The problem of the auto(suggest)-tagging

ngan · March 12, 2020, 9:27am

The topic is more relevant to those who are investigating how to use tags to classify and to retrieve knowledge from long (academic) literature with multiple attributes (field, topic, context, subject, theory, methodology, design, evidence, author, etc.) and short research notes. Moreover, this post is about “is auto(suggested) tagging feasible?” and not about “is it effective to use tags for info-categorisation?”. The answer to the latter is likely contingent on the user’s preference, habits, the purpose and design of the tags, and workflow.

The context. I have been working on-and-off on a script that will suggest a list of possible tags from the existing tag-groups for categorising literature (pdf) and research notes (rich text or markdown). I am not a seasoned programmer nor have any knowledge of AI. Therefore I focus on identifying brute-force matching methods and utilising DT’s internal functions of concordance and see-also.

If someone is reading this post, I look forward to hearing alternative methods and different methodology, within the capacity of a single user, in tackling the problem of auto-tagging.

My findings
First, it is not feasible to precisely auto-tag long and content-complex materials. However, a cocktail of brute-matching methods can create a useful list of tags suggestion. Such shortlist can help the user to narrow down the choices from existing tags and reduce the creation of redundant tags during the categorisation process. Second, shorter cited text and research notes are typically more homogeneous and with fewer attributes. A cocktail of multiple brute-matching methods, together with good practice in file-naming, can produce a rather precise suggestion of tags.

An important implication of the above two findings, as far as knowledge retrieval is concerned, is to consider extracting relevant and homogeneous clusters of short text from a long article and write research notes on each of those clusters before tagging [1]. Finally, the extent of the effectiveness of the auto(suggest)-tagging is dependent on the design of the schemata of the matching words, the fine-tuning of parameters in the brute-matching methods, and the user training on DT’s AI.

The methods
There are three elements in my design of matching process: the matching content (MC) that represents the essence of a document, the matcher (MM) that is used to compare with the matching content, and the matching operator (MO) for the matching condition. In sum, a matching process is to find MM within MC under the mechanism of MO.

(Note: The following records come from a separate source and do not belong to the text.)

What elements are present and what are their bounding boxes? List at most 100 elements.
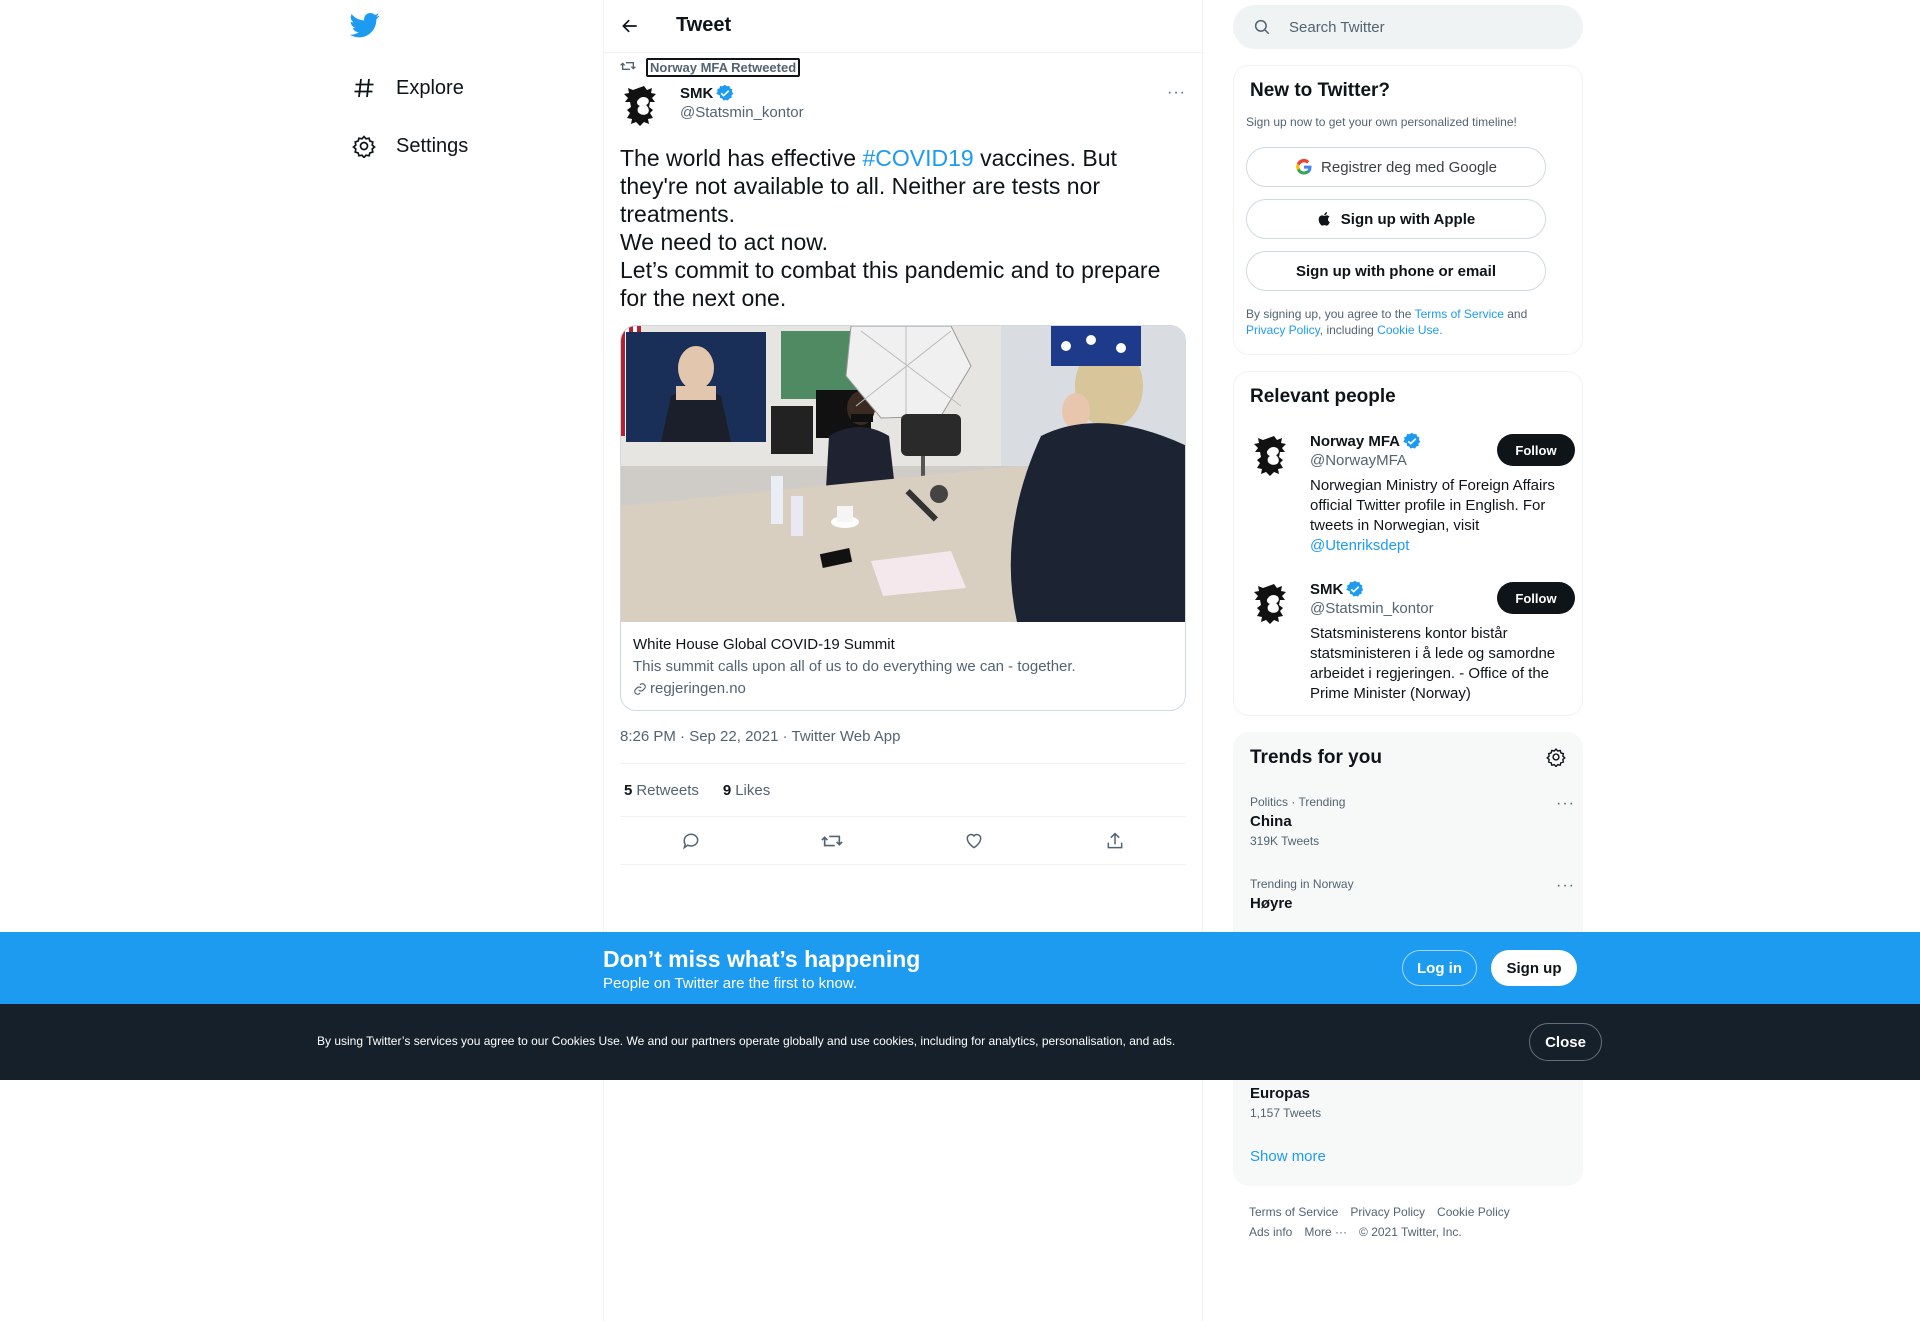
login-button[interactable]: Log in (1402, 950, 1477, 986)
phone-email-signup-button[interactable]: Sign up with phone or email (1246, 251, 1546, 291)
person-name-text: Norway MFA (1310, 432, 1401, 450)
follow-button[interactable]: Follow (1497, 582, 1575, 614)
terms-of-service-link[interactable]: Terms of Service (1415, 307, 1504, 321)
back-arrow-icon[interactable] (616, 12, 644, 40)
copyright-text: © 2021 Twitter, Inc. (1359, 1225, 1462, 1239)
footer-link[interactable]: Ads info (1249, 1222, 1292, 1242)
signup-prompt-subtitle: People on Twitter are the first to know. (603, 975, 858, 992)
signup-prompt-bar: Don’t miss what’s happening People on Tw… (0, 932, 1920, 1004)
privacy-policy-link[interactable]: Privacy Policy (1246, 323, 1320, 337)
signup-button[interactable]: Sign up (1491, 950, 1577, 986)
twitter-bird-icon[interactable] (349, 10, 382, 42)
hashtag-icon (350, 74, 378, 102)
apple-signup-button[interactable]: Sign up with Apple (1246, 199, 1546, 239)
card-domain-text: regjeringen.no (650, 680, 746, 697)
retweets-stat[interactable]: 5 Retweets (624, 782, 699, 799)
page-title: Tweet (676, 14, 732, 36)
tweet-text-line: We need to act now. (620, 229, 828, 255)
person-name[interactable]: SMK (1310, 580, 1364, 598)
footer-link[interactable]: Privacy Policy (1350, 1202, 1425, 1222)
nav-item-explore[interactable]: Explore (350, 68, 464, 108)
apple-signup-label: Sign up with Apple (1340, 210, 1476, 228)
tweet-text-line: Let’s commit to combat this pandemic and… (620, 257, 1161, 311)
author-handle[interactable]: @Statsmin_kontor (680, 104, 804, 121)
likes-stat[interactable]: 9 Likes (723, 782, 770, 799)
like-heart-icon[interactable] (957, 824, 991, 858)
panel-title: Relevant people (1250, 386, 1396, 407)
legal-text: , including (1319, 323, 1378, 337)
trend-item[interactable]: Politics · Trending China 319K Tweets ··… (1250, 795, 1575, 848)
trend-item[interactable]: Trending in Norway Høyre ··· (1250, 877, 1575, 912)
retweeted-by-link[interactable]: Norway MFA Retweeted (646, 58, 801, 77)
share-icon[interactable] (1098, 824, 1132, 858)
bio-mention-link[interactable]: @Utenriksdept (1310, 537, 1409, 554)
retweet-context: Norway MFA Retweeted (620, 58, 801, 77)
reply-icon[interactable] (674, 824, 708, 858)
show-more-link[interactable]: Show more (1250, 1148, 1326, 1165)
card-domain: regjeringen.no (633, 680, 746, 697)
cookie-text: By using Twitter’s services you agree to… (317, 1034, 1176, 1048)
relevant-people-panel: Relevant people Norway MFA @NorwayMFA No… (1233, 371, 1583, 716)
trend-name: Europas (1250, 1085, 1311, 1102)
nav-item-label: Settings (396, 134, 469, 157)
google-logo-icon (1295, 158, 1313, 176)
trend-item[interactable]: Europas 1,157 Tweets (1250, 1081, 1575, 1120)
norway-lion-icon (1254, 584, 1286, 624)
follow-button[interactable]: Follow (1497, 434, 1575, 466)
more-options-icon[interactable]: ··· (1556, 795, 1575, 813)
person-card[interactable]: SMK @Statsmin_kontor Statsministerens ko… (1250, 580, 1575, 710)
footer-link[interactable]: Terms of Service (1249, 1202, 1338, 1222)
trend-context: Trending in Norway (1250, 877, 1354, 891)
verified-badge-icon (1403, 432, 1421, 450)
nav-item-label: Explore (396, 76, 464, 99)
more-options-icon[interactable]: ··· (1556, 877, 1575, 895)
person-name[interactable]: Norway MFA (1310, 432, 1421, 450)
retweet-icon[interactable] (815, 824, 849, 858)
cookie-use-link[interactable]: Cookie Use. (1377, 323, 1442, 337)
new-to-twitter-panel: New to Twitter? Sign up now to get your … (1233, 65, 1583, 355)
tweet-text-part: The world has effective (620, 145, 863, 171)
link-icon (633, 682, 647, 696)
close-button[interactable]: Close (1529, 1023, 1602, 1061)
panel-title: New to Twitter? (1250, 80, 1391, 101)
trend-name: China (1250, 813, 1292, 830)
author-name[interactable]: SMK (680, 84, 734, 102)
apple-logo-icon (1317, 210, 1333, 228)
retweets-label: Retweets (636, 781, 699, 799)
avatar[interactable] (1250, 580, 1298, 628)
nav-item-settings[interactable]: Settings (350, 126, 468, 166)
search-bar[interactable] (1233, 5, 1583, 49)
norway-lion-icon (1254, 436, 1286, 476)
person-handle[interactable]: @NorwayMFA (1310, 452, 1407, 469)
trend-context: Politics · Trending (1250, 795, 1346, 809)
person-bio: Statsministerens kontor bistår statsmini… (1310, 625, 1556, 702)
search-input[interactable] (1289, 18, 1539, 36)
author-name-text: SMK (680, 84, 714, 102)
legal-text: By signing up, you agree to the (1246, 307, 1415, 321)
avatar[interactable] (620, 82, 668, 130)
footer-link[interactable]: Cookie Policy (1437, 1202, 1510, 1222)
tweet-actions (620, 817, 1186, 865)
avatar[interactable] (1250, 432, 1298, 480)
norway-lion-icon (624, 86, 656, 126)
tweet-timestamp[interactable]: 8:26 PM · Sep 22, 2021 · Twitter Web App (620, 728, 900, 745)
card-description: This summit calls upon all of us to do e… (633, 658, 1076, 675)
main-column: Tweet Norway MFA Retweeted SMK @Statsmin… (603, 0, 1204, 1321)
person-handle[interactable]: @Statsmin_kontor (1310, 600, 1434, 617)
gear-icon[interactable] (1546, 747, 1566, 767)
person-card[interactable]: Norway MFA @NorwayMFA Norwegian Ministry… (1250, 432, 1575, 562)
more-options-icon[interactable]: ··· (1167, 84, 1186, 102)
footer-more-link[interactable]: More ··· (1304, 1222, 1347, 1242)
likes-label: Likes (735, 781, 771, 799)
trend-count: 319K Tweets (1250, 834, 1320, 848)
signup-prompt-title: Don’t miss what’s happening (603, 946, 921, 972)
likes-count: 9 (722, 781, 732, 799)
hashtag-link[interactable]: #COVID19 (862, 145, 973, 171)
phone-email-signup-label: Sign up with phone or email (1295, 262, 1496, 280)
person-bio-text: Norwegian Ministry of Foreign Affairs of… (1310, 477, 1555, 534)
card-title: White House Global COVID-19 Summit (633, 636, 895, 653)
link-card[interactable]: White House Global COVID-19 Summit This … (620, 325, 1186, 711)
trend-name: Høyre (1250, 895, 1293, 912)
google-signup-button[interactable]: Registrer deg med Google (1246, 147, 1546, 187)
main-header: Tweet (604, 0, 1204, 53)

I eliminate two designs of MM and MO right at the beginning. I reject merely relying on the tag’s name as the MM. For MO, it’s more complicated. AFAIMA, there are two possible methodological approaches. A typical methodology will likely to start with building a database of frequency distribution and associations between words in the pool of documents, followed by an algorithm (or manual process in my case) to assign or create a list of possible tags to each of those similar combinations of high-occurrence and/or highly unique keywords. I reject this approach because it is not feasible for a single user to prepare for such an infrastructure (the database of keywords and their association). I go for a naive approach. I create a schema of phrases and keywords for each of my more commonly used tags. Those schemas become the individual MM of each tag. In this way, I can improve the MM on the more essential tags and to more tags on an on-going basis.

My methods:
For MC: There are three ways of extracting the essence of a document. (1) the plain-text content, (2) the concordance, and (3) the other documents that are “reasonably” similar to the focal document. The first consideration is that the three MC will require a different design of MM and have different optimum MO and may serve different ontology of taggings. The second consideration is about which elements of design are critical for each type of MC. For (1) the crucial aspect is about the proportion of the plain text is needed; for (2); how concordance should be ranked and which MO to use; for (3) what MC can be extracted from or proxied by those “similar” documents.

The discussion of MM and MO to be continued when I find some more time to write. In sum, the operationalisation of my methodology is rather primitive and straight forward - just a lot of scripting. But it seems that the results serve the purpose of targeted knowledge retrieval from my research notes, but less so on the original literature.

[Note 1] There is an idea for my longer-term project. To tag by parts and utilising the info to tag the whole in a later stage. Obviously, the value of this process is not about immediate categorisation but to achieve effective knowledge retrieval in the long-term.